El tajante aviso de la Presidenta respecto de que el nivel de subsidios al transporte no es sostenible tal como está, tuvo como destinatarios específicos a la Capital Federal y el conurbano bonaerense. Pero el mensaje secundario que llega al interior no es muy diferente: no sólo que no cabe esperar subas –solicitadas hasta el cansancio– en los aportes, para compensar el desigual trato respecto de los porteños, sino que vuelve a rondar el fantasma de un progresivo recorte de los giros nacionales.

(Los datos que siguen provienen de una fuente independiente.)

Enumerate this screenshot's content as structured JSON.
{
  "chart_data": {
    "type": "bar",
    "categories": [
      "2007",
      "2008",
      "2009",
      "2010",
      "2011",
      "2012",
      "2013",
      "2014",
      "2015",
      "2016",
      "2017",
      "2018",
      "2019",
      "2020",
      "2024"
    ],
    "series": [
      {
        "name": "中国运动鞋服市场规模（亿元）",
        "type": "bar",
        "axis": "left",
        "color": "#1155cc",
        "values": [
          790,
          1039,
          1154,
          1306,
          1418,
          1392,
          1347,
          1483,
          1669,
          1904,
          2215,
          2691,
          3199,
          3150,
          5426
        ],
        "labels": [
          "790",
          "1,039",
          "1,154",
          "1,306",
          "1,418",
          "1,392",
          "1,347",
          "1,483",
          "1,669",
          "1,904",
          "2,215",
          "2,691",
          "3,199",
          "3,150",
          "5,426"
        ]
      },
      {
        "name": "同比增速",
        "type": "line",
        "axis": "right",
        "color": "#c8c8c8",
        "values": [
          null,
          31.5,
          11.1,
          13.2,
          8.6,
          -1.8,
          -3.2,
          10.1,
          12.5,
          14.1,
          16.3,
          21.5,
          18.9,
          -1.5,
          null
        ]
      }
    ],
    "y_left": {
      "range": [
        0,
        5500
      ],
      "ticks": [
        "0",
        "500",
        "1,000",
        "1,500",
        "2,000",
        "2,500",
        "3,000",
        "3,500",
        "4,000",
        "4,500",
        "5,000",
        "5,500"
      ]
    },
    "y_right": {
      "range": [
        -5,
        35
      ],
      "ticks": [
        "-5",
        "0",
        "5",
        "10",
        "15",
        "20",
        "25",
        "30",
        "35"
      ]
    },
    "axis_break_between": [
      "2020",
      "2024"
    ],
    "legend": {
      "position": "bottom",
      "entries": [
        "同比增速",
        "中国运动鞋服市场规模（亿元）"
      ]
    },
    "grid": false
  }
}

En Córdoba, ese potencial escenario le hace temblar las piernas a más de uno: está comprobado que la demora en los envíos de subsidios y la liquidación parcial de éstos son la nafta que viene alimentando el fuego de los conflictos de UTA en la ciudad; y la incertidumbre se potencia nada menos que a las puertas del diseño de la futura licitación del transporte que tendremos para la próxima década.El servicio urbano cordobés necesita casi como el aire los fondos nacionales. Salvo que se avance en un brutal sinceramiento de costos, que dispararía la tarifa. Son 300 millones de pesos los que llegan anualmente a Córdoba por subsidios nacionales, en un mix que incluye kilómetros recorridos y cantidad de coches y empleados. Al mes, unos 10 millones de pesos van a Tamse y 14 millones se reparten entre Coniferal y Ciudad de Córdoba. El 50 por ciento de los costos del sistema se cubren así. A Tamse, cada mes le ingresan por boletos 12 millones de pesos, y al ya citado aporte nacional suma otros ocho millones que le gira el municipio. Claro que ese desfase se explica porque la firma municipal tiene 1.800 empleados (lo mismo que las dos privadas juntas) y un promedio de 4,8 empleados por coche, cuando la Nación da subsidios a razón de 3,3 choferes por unidad. En Coniferal y Ciudad de Córdoba, la proporción para cubrir costos es casi por mitades entre recursos propios y subsidios, aunque desde el mes pasado, y por imperio del paro de tres días de UTA, volvieron los subsidios municipales. La partida que se quiere asignar a ese destino alcanza los 18 millones de pesos para 2012. De cara a la licitación –los pliegos deben estar antes de fin de año–, nadie imagina un escenario estable. Una muestra ya dieron los empresarios, que al pedir el último aumento de tarifa desdoblaron sus cálculos: 3,49 pesos con subsidios y 5,28 pesos sin subsidios. "No quiero pensar lo que sería encarar la licitación con esa misma incertidumbre", se sinceró ayer un funcionario mestrista.